The closest thing we have is to use async with on a Process object. But that's stuck between two conflicting sets of conventions. The Process API mostly treats processes as independent objects, and our async with process mostly follows the general conventions for async with <resource>: it never cancels the body of the with (even if the process crashes). It doesn't care whether the body of the with block completed with an exception or not. And it doesn't do any particular checks on the subprocess's return code. This is also reasonable and what you'd expect for like, with file_obj. OTOH, the conventions above are specific to how Trio handles code, and really only show up with nurseries and nursery-like objects. Which a Process... kind of is, and kind of isn't.

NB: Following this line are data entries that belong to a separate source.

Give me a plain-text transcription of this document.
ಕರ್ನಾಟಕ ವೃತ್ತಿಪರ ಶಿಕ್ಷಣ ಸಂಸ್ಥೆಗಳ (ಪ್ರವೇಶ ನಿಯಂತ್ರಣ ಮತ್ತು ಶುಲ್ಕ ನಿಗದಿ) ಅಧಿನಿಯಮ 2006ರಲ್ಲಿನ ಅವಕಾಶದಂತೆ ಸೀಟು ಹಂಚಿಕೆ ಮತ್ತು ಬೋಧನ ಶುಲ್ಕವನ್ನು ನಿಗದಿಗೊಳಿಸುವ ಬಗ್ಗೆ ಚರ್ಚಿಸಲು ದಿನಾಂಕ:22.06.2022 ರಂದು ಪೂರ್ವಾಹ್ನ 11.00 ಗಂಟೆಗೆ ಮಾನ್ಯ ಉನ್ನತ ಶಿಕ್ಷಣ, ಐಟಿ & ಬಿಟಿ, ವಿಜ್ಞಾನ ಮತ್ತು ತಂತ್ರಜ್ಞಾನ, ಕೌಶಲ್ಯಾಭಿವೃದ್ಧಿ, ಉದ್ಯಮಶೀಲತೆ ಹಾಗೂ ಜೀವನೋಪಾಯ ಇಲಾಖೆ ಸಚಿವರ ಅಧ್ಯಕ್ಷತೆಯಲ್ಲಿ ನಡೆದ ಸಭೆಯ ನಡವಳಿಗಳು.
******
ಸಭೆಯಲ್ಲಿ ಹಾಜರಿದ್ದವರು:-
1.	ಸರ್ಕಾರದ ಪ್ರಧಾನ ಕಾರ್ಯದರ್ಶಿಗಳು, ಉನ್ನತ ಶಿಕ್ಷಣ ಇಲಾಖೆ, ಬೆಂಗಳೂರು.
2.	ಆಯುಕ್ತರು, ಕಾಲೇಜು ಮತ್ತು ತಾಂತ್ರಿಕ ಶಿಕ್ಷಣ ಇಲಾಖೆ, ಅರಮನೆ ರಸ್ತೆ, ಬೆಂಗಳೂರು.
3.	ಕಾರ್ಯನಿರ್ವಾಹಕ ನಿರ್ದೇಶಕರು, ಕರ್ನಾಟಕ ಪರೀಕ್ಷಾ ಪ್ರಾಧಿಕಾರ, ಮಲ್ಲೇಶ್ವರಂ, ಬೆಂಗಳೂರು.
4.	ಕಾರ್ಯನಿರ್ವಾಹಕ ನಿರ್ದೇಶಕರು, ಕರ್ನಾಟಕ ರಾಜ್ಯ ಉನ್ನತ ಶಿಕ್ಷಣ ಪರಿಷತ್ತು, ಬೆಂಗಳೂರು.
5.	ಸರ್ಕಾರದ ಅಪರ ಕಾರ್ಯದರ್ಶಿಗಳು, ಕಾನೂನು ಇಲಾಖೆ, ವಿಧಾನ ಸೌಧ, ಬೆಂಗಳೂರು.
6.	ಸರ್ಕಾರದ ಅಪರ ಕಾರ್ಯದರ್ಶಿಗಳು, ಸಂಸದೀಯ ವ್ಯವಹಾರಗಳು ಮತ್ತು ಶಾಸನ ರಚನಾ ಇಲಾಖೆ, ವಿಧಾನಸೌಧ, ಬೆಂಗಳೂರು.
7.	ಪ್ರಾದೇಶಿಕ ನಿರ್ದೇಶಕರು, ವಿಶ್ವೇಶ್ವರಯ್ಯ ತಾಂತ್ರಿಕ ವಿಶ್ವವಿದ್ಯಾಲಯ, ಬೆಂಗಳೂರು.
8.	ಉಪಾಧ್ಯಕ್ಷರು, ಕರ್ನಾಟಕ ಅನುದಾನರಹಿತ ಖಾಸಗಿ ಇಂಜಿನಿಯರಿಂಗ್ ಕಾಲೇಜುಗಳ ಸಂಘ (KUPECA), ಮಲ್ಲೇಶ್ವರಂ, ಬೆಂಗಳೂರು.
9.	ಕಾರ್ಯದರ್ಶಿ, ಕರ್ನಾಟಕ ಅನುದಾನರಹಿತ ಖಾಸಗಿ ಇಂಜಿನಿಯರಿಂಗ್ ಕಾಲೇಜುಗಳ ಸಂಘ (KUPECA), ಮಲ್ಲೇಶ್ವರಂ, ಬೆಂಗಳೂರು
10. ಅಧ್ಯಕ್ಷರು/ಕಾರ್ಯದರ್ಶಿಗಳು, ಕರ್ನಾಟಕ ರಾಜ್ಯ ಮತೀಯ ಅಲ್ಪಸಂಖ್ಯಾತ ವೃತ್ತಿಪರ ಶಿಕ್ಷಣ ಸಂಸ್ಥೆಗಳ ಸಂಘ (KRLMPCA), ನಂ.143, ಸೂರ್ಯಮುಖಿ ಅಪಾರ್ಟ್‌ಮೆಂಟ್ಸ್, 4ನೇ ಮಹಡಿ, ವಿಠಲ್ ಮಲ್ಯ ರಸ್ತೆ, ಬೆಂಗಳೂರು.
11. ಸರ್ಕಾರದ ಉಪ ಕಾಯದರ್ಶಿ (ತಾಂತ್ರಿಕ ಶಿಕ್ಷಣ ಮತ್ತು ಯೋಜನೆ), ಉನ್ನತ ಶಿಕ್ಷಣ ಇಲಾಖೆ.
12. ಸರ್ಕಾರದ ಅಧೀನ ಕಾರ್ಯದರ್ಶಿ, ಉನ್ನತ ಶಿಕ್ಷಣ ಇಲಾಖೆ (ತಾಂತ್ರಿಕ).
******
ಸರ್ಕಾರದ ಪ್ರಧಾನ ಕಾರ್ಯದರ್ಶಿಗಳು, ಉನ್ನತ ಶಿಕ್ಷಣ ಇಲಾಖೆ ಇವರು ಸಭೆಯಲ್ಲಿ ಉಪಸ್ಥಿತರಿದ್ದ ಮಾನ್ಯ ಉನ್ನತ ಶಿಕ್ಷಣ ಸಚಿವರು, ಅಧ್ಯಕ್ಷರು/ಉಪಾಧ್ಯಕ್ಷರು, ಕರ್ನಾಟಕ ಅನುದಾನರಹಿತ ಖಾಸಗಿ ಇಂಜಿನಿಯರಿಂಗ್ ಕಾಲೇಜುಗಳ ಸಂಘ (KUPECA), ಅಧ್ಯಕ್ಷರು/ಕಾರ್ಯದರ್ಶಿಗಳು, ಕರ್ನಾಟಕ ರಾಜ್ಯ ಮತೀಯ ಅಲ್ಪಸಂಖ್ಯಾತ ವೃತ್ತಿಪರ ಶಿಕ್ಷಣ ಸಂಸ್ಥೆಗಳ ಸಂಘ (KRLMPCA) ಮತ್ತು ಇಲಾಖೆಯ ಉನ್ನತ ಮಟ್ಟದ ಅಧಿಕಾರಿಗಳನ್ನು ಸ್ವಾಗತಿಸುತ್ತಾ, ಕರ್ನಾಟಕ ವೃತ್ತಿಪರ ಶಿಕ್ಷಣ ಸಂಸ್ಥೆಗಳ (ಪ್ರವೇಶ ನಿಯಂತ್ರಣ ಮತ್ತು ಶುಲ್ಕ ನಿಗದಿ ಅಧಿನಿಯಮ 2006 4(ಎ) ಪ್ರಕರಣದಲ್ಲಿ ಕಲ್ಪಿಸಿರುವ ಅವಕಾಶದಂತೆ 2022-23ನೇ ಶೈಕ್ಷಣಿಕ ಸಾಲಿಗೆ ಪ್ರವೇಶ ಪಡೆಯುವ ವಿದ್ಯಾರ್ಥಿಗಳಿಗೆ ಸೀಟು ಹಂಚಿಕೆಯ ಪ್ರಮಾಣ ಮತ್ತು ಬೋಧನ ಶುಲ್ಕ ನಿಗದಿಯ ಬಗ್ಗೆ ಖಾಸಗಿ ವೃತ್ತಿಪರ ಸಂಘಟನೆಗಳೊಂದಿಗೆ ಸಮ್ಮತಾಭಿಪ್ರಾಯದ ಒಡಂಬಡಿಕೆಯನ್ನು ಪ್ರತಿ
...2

I don't think it makes sense to try to wedge all those nursery semantics into async with process_obj. In particular, it would be very weird for async with process_obj to suddenly enable the equivalent of run_process's check=True. And then we'd need some way to allow it to be overridden with check=False on a case-by-case basis, and there's no obvious way to spell that. And if we use check=True and the subprocess fails and the body fails, do we raise a MultiError? In multierror v2, does that mean we need to wrap all outgoing exceptions in MultiError? It would involve a lot of weirdness.

Another idea that's been proposed is to extend run_process so that it can be used like:

process_obj = await nursery.start(run_process, ...)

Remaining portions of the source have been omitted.